MCT7 enhances taurine penetration across Caco-2 cells.A, efflux of [³H]taurine by Caco-2-Tet-MCT7 cells inducing MCT7. Caco-2-Tet-MCT7 cells were cultured on 48-well plate and then treated with doxycycline at 5 μg/ml and sodium butyrate at 10 mM (Dox [+]) or sodium butyrate at 10 mM (Dox [-]) for 48 h to induce MCT7 expression. [³H]taurine was loaded into those cells by incubation with NaCl buffer. Those cells were incubated in Na⁺-free buffer (pH 7.4) for designed time. The residual [³H]taurine in the cells was measured. B, apical to basal (A-to-B) transport of [³H]taurine and lucifer yellow (LY). Caco-2-Tet-MCT7 cells were cultured on a Transwell membrane. After 21 days of culture, the cells were treated with doxycycline as description above.
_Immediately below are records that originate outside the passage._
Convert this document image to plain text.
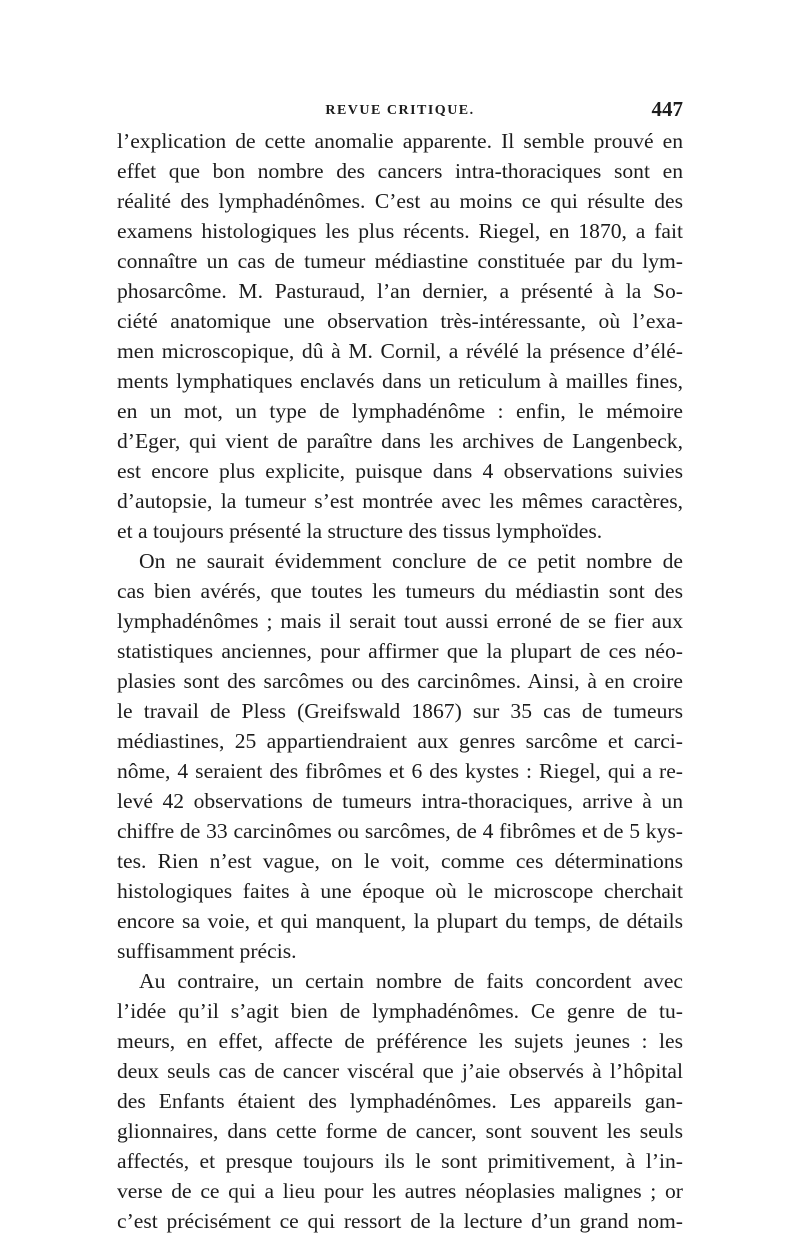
REVUE CRITIQUE.	447
l’explication de cette anomalie apparente. Il semble prouvé en
effet que bon nombre des cancers intra-thoraciques sont en
réalité des lymphadénômes. C’est au moins ce qui résulte des
examens histologiques les plus récents. Riegel, en 1870, a fait
connaître un cas de tumeur médiastine constituée par du lym-
phosarcôme. M. Pasturaud, l’an dernier, a présenté à la So-
ciété anatomique une observation très-intéressante, où l’exa-
men microscopique, dû à M. Cornil, a révélé la présence d’élé-
ments lymphatiques enclavés dans un reticulum à mailles fines,
en un mot, un type de lymphadénôme : enfin, le mémoire
d’Eger, qui vient de paraître dans les archives de Langenbeck,
est encore plus explicite, puisque dans 4 observations suivies
d’autopsie, la tumeur s’est montrée avec les mêmes caractères,
et a toujours présenté la structure des tissus lymphoïdes.
On ne saurait évidemment conclure de ce petit nombre de
cas bien avérés, que toutes les tumeurs du médiastin sont des
lymphadénômes ; mais il serait tout aussi erroné de se fier aux
statistiques anciennes, pour affirmer que la plupart de ces néo-
plasies sont des sarcômes ou des carcinômes. Ainsi, à en croire
le travail de Pless (Greifswald 1867) sur 35 cas de tumeurs
médiastines, 25 appartiendraient aux genres sarcôme et carci-
nôme, 4 seraient des fibrômes et 6 des kystes : Riegel, qui a re-
levé 42 observations de tumeurs intra-thoraciques, arrive à un
chiffre de 33 carcinômes ou sarcômes, de 4 fibrômes et de 5 kys-
tes. Rien n’est vague, on le voit, comme ces déterminations
histologiques faites à une époque où le microscope cherchait
encore sa voie, et qui manquent, la plupart du temps, de détails
suffisamment précis.
Au contraire, un certain nombre de faits concordent avec
l’idée qu’il s’agit bien de lymphadénômes. Ce genre de tu-
meurs, en effet, affecte de préférence les sujets jeunes : les
deux seuls cas de cancer viscéral que j’aie observés à l’hôpital
des Enfants étaient des lymphadénômes. Les appareils gan-
glionnaires, dans cette forme de cancer, sont souvent les seuls
affectés, et presque toujours ils le sont primitivement, à l’in-
verse de ce qui a lieu pour les autres néoplasies malignes ; or
c’est précisément ce qui ressort de la lecture d’un grand nom-
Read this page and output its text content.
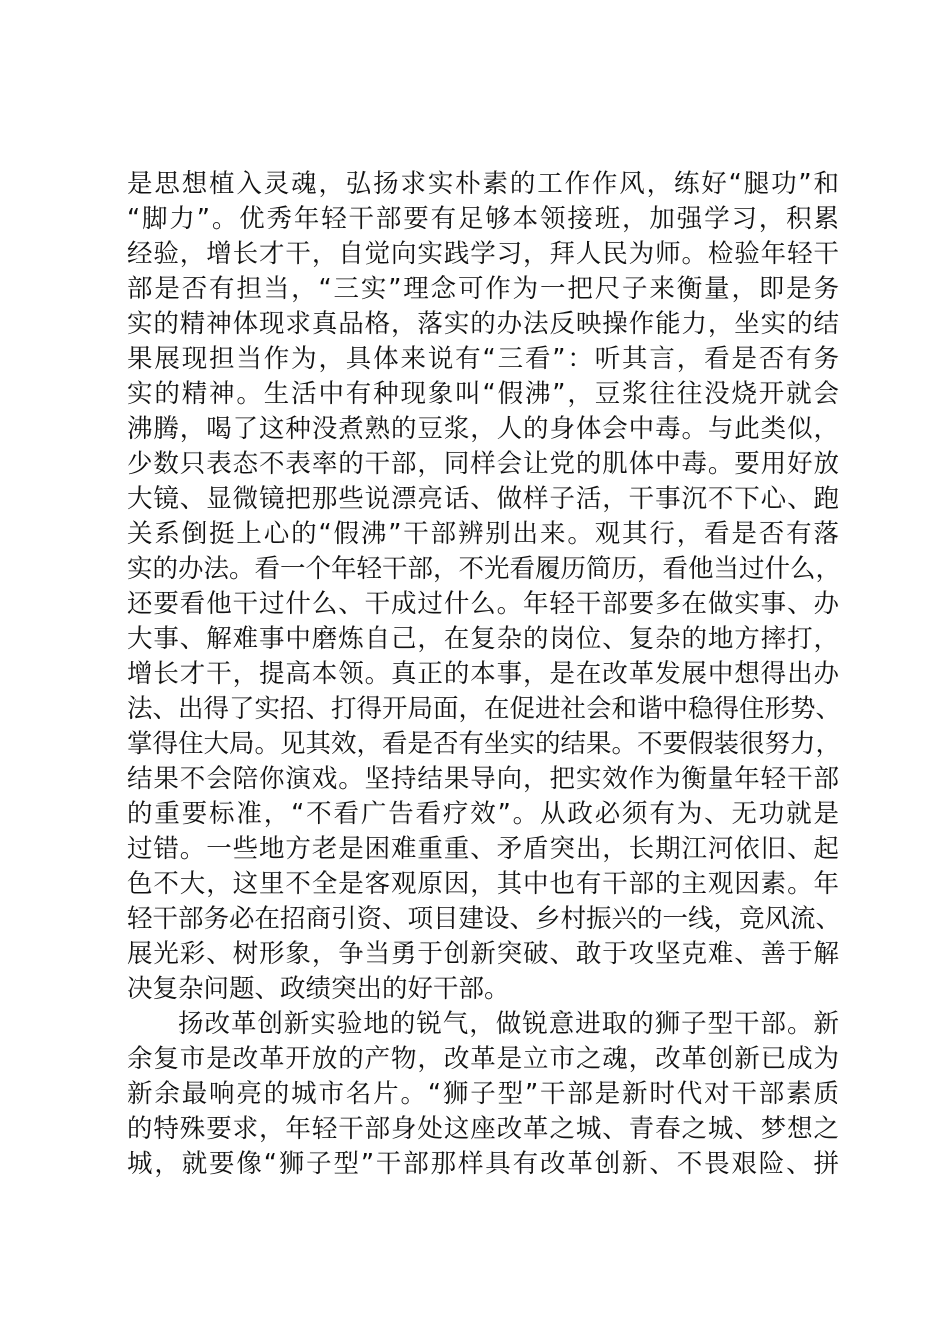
是思想植入灵魂，弘扬求实朴素的工作作风，练好“腿功”和
“脚力”。优秀年轻干部要有足够本领接班，加强学习，积累
经验，增长才干，自觉向实践学习，拜人民为师。检验年轻干
部是否有担当，“三实”理念可作为一把尺子来衡量，即是务
实的精神体现求真品格，落实的办法反映操作能力，坐实的结
果展现担当作为，具体来说有“三看”：听其言，看是否有务
实的精神。生活中有种现象叫“假沸”，豆浆往往没烧开就会
沸腾，喝了这种没煮熟的豆浆，人的身体会中毒。与此类似，
少数只表态不表率的干部，同样会让党的肌体中毒。要用好放
大镜、显微镜把那些说漂亮话、做样子活，干事沉不下心、跑
关系倒挺上心的“假沸”干部辨别出来。观其行，看是否有落
实的办法。看一个年轻干部，不光看履历简历，看他当过什么，
还要看他干过什么、干成过什么。年轻干部要多在做实事、办
大事、解难事中磨炼自己，在复杂的岗位、复杂的地方摔打，
增长才干，提高本领。真正的本事，是在改革发展中想得出办
法、出得了实招、打得开局面，在促进社会和谐中稳得住形势、
掌得住大局。见其效，看是否有坐实的结果。不要假装很努力，
结果不会陪你演戏。坚持结果导向，把实效作为衡量年轻干部
的重要标准，“不看广告看疗效”。从政必须有为、无功就是
过错。一些地方老是困难重重、矛盾突出，长期江河依旧、起
色不大，这里不全是客观原因，其中也有干部的主观因素。年
轻干部务必在招商引资、项目建设、乡村振兴的一线，竞风流、
展光彩、树形象，争当勇于创新突破、敢于攻坚克难、善于解
决复杂问题、政绩突出的好干部。
扬改革创新实验地的锐气，做锐意进取的狮子型干部。新
余复市是改革开放的产物，改革是立市之魂，改革创新已成为
新余最响亮的城市名片。“狮子型”干部是新时代对干部素质
的特殊要求，年轻干部身处这座改革之城、青春之城、梦想之
城，就要像“狮子型”干部那样具有改革创新、不畏艰险、拼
Transport of [³H]taurine (5 μM) and LY (500 μM) from apical to basal chamber were measured. C, localization of induced MCT7 in Caco-2-Tet-MCT7 cells cultured on a Falcon cell culture insert membrane. The nuclei were stained by Hoechst33342. MCT7 (green) and nuclei (blue) were observed by a confocal fluorescence microscopy. Each point represents the mean ± SD (n = 3). ∗∗ p < 0.01 and ∗ p < 0.05, compared to the corresponding Caco-2-Tet-MCT7 cells treated with only sodium butyrate by two-way ANOVA with Sidak's multiple comparisons test. MCT7, monocarboxylate transporter 7.